Fantasy heroes within a securely Tudor universe, the combatants thundered together, ‘striking, cutting and lashing at each other … Some of their swords were broken of 2 pieces, and some other their harness [armour] was hewn off from their body.’ Guildford, the experienced referee, ensured that the violence stayed within reasonable limits; Writhe kept score. In the grandstand, Henry sat like a Solomon, watching and judging, leaning forward with an aficionado’s keenness, conversing with Guildford and sending messages of encouragement and approbation out to the nobles who jousted in his honour. Following each round, the jousters trotted up, dismounted and climbed the pavilion stairs to do obeisance. At the end of the week, in a prize-giving ceremony, the king’s blue eyes searched the faces of the participants as he congratulated them and distributed precious stones, tokens of his favour. Buckingham received a diamond of ‘great virtue and price’. Dorset, the opposing captain, was presented with a rose made of rubies inset with a diamond: the red-and-white rose was, Henry seemed to say, a highly appropriate prize for the loyal jousting of Suffolk’s replacement.61
By night, the focus shifted to Westminster Hall, its walls hung with tapestries and at its western end a cupboard, seven shelves high, on which quantities of gold plate winked and glittered in the torchlight. In front of this display, on a raised dais, Henry and Elizabeth sat enthroned under their cloth of estate. Surrounded by the newlyweds, the royal family and the assembled court and household, they watched, enrapt, as William Cornish’s disguisings unfolded before them.
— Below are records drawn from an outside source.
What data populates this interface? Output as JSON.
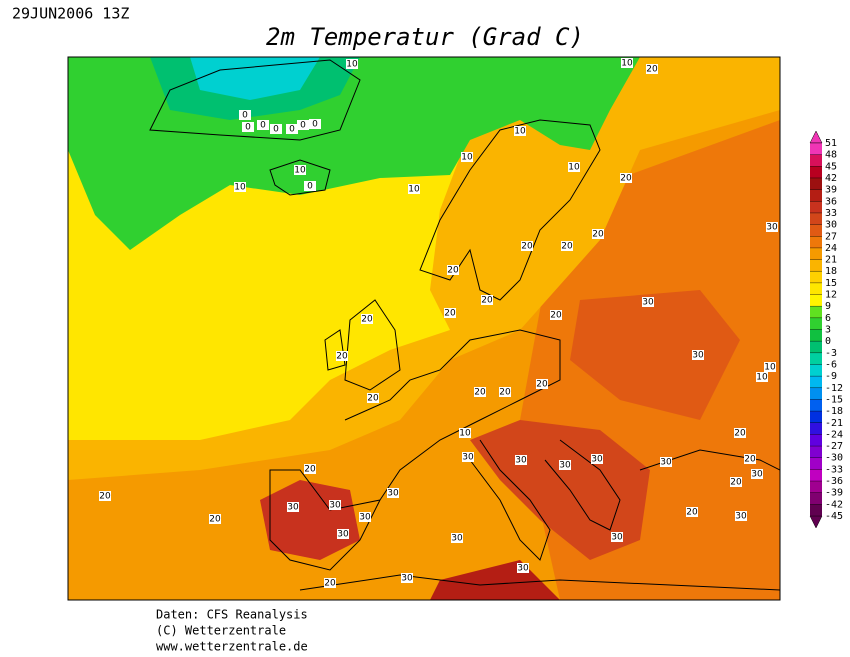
{
  "header": {
    "date": "29JUN2006 13Z",
    "title": "2m Temperatur (Grad C)"
  },
  "map": {
    "contour_labels": [
      10,
      10,
      20,
      0,
      0,
      0,
      0,
      0,
      0,
      0,
      10,
      10,
      10,
      10,
      0,
      10,
      10,
      20,
      20,
      20,
      20,
      30,
      20,
      20,
      20,
      20,
      30,
      20,
      20,
      30,
      10,
      10,
      20,
      20,
      20,
      20,
      10,
      20,
      30,
      30,
      30,
      30,
      30,
      20,
      30,
      20,
      20,
      30,
      20,
      30,
      30,
      30,
      20,
      20,
      30,
      30,
      30,
      30,
      30,
      30,
      20
    ]
  },
  "colorbar": {
    "levels": [
      51,
      48,
      45,
      42,
      39,
      36,
      33,
      30,
      27,
      24,
      21,
      18,
      15,
      12,
      9,
      6,
      3,
      0,
      -3,
      -6,
      -9,
      -12,
      -15,
      -18,
      -21,
      -24,
      -27,
      -30,
      -33,
      -36,
      -39,
      -42,
      -45
    ],
    "colors": [
      "#f035b5",
      "#d8105a",
      "#b80020",
      "#9c1010",
      "#b41e14",
      "#c8321e",
      "#d2461a",
      "#e05a14",
      "#ee780a",
      "#f59a00",
      "#fab400",
      "#ffd000",
      "#ffe600",
      "#fff500",
      "#60e020",
      "#30d030",
      "#10c040",
      "#00c070",
      "#00d0a0",
      "#00d0d0",
      "#00b8f0",
      "#0090f0",
      "#0060f0",
      "#0030e0",
      "#3010e0",
      "#6000e0",
      "#8000d0",
      "#a000c8",
      "#c000c0",
      "#a00090",
      "#800070",
      "#600050"
    ]
  },
  "footer": {
    "lines": [
      "Daten: CFS Reanalysis",
      "(C) Wetterzentrale",
      "www.wetterzentrale.de"
    ]
  }
}
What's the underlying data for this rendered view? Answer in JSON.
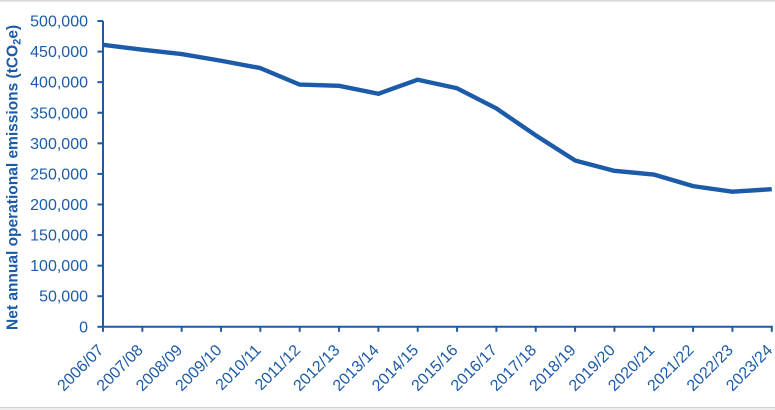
{
  "chart_data": {
    "type": "line",
    "title": "",
    "xlabel": "",
    "ylabel": "Net annual operational emissions (tCO2e)",
    "ylabel_parts": {
      "pre": "Net annual operational emissions (tCO",
      "sub": "2",
      "post": "e)"
    },
    "categories": [
      "2006/07",
      "2007/08",
      "2008/09",
      "2009/10",
      "2010/11",
      "2011/12",
      "2012/13",
      "2013/14",
      "2014/15",
      "2015/16",
      "2016/17",
      "2017/18",
      "2018/19",
      "2019/20",
      "2020/21",
      "2021/22",
      "2022/23",
      "2023/24"
    ],
    "series": [
      {
        "name": "Net annual operational emissions (tCO2e)",
        "values": [
          461000,
          453000,
          446000,
          435000,
          423000,
          396000,
          394000,
          381000,
          404000,
          390000,
          357000,
          313000,
          272000,
          255000,
          249000,
          230000,
          221000,
          225000
        ]
      }
    ],
    "ylim": [
      0,
      500000
    ],
    "ytick_step": 50000,
    "ytick_labels": [
      "0",
      "50,000",
      "100,000",
      "150,000",
      "200,000",
      "250,000",
      "300,000",
      "350,000",
      "400,000",
      "450,000",
      "500,000"
    ],
    "grid": false,
    "legend_position": "none",
    "colors": {
      "line": "#1c5ba8",
      "axis": "#1c5ba8",
      "text": "#1c5ba8"
    }
  }
}
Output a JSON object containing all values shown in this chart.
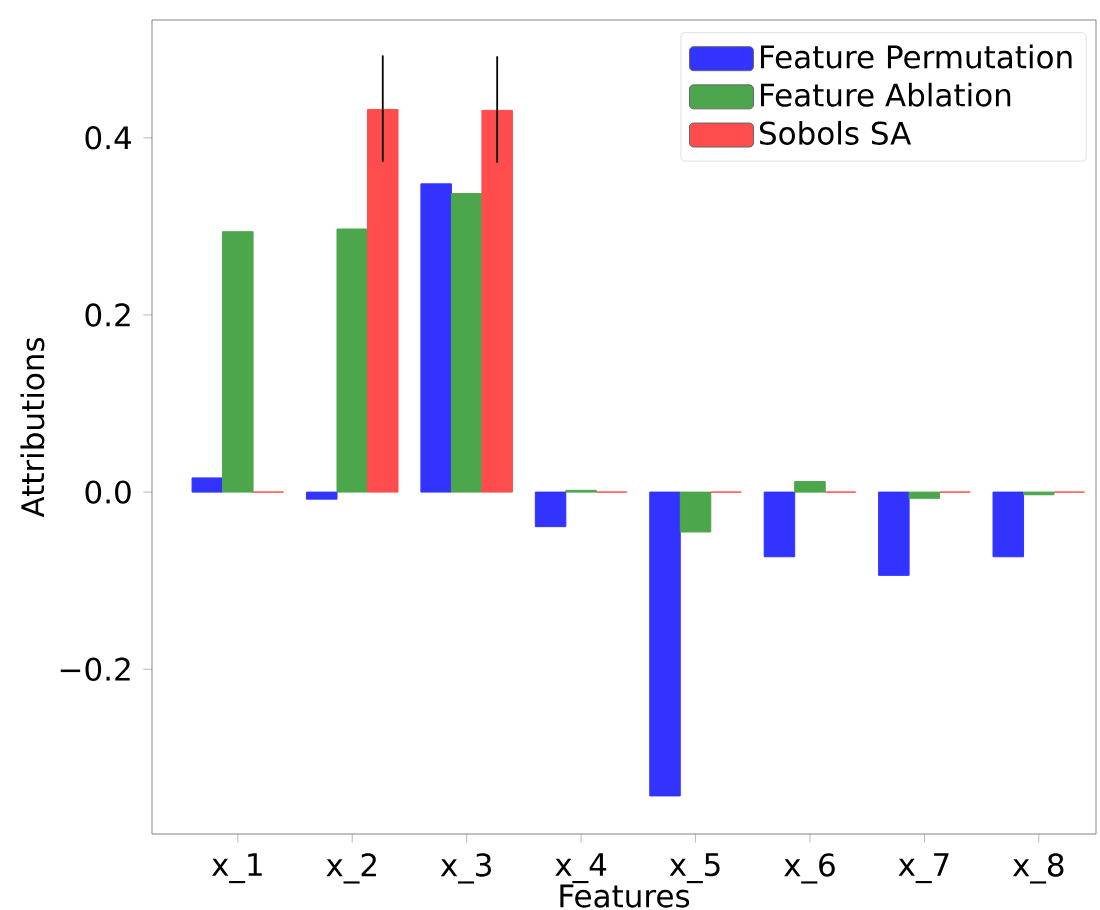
{
  "chart_data": {
    "type": "bar",
    "xlabel": "Features",
    "ylabel": "Attributions",
    "categories": [
      "x_1",
      "x_2",
      "x_3",
      "x_4",
      "x_5",
      "x_6",
      "x_7",
      "x_8"
    ],
    "series": [
      {
        "name": "Feature Permutation",
        "color": "#3333ff",
        "values": [
          0.016,
          -0.008,
          0.348,
          -0.039,
          -0.343,
          -0.073,
          -0.094,
          -0.073
        ]
      },
      {
        "name": "Feature Ablation",
        "color": "#4ca64c",
        "values": [
          0.294,
          0.297,
          0.337,
          0.002,
          -0.045,
          0.012,
          -0.007,
          -0.003
        ]
      },
      {
        "name": "Sobols SA",
        "color": "#ff4c4c",
        "values": [
          0.0,
          0.432,
          0.431,
          0.0,
          0.0,
          0.0,
          0.0,
          0.0
        ],
        "errors": [
          null,
          [
            0.373,
            0.493
          ],
          [
            0.372,
            0.492
          ],
          null,
          null,
          null,
          null,
          null
        ]
      }
    ],
    "ylim": [
      -0.386,
      0.533
    ],
    "yticks": [
      {
        "value": -0.2,
        "label": "−0.2"
      },
      {
        "value": 0.0,
        "label": "0.0"
      },
      {
        "value": 0.2,
        "label": "0.2"
      },
      {
        "value": 0.4,
        "label": "0.4"
      }
    ],
    "grid": false,
    "legend": "top right"
  }
}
One night, a succession of wheeled pageant cars, some eighteen feet high, swayed and creaked out of the gloom of the hall’s eastern end and ground to a halt before the royal company.62 In one scene, actors played out an allegory of Arthur’s wooing of Catherine, in which two English ambassadors descended from a ship, fully rigged and crewed, to pay court to ladies peering from the windows of a Spanish castle. After the performers had come together in a sequence of intricately choreographed dances, the assembled company looked on as the bride and groom danced in succession. Then, last of all, Prince Henry descended from the dais with his fourteen-year-old sister Margaret. They performed two slow bass dances, as the others had done. But the heavy formality of it all chafed at the ten-year-old prince who, feeling weighed down by his clothes, ‘suddenly cast off his gown and danced in his jacket’. In one stroke, he had shattered the gravitas. And everybody loved it, including the king and queen, to whom it gave ‘right great and singular pleasure’.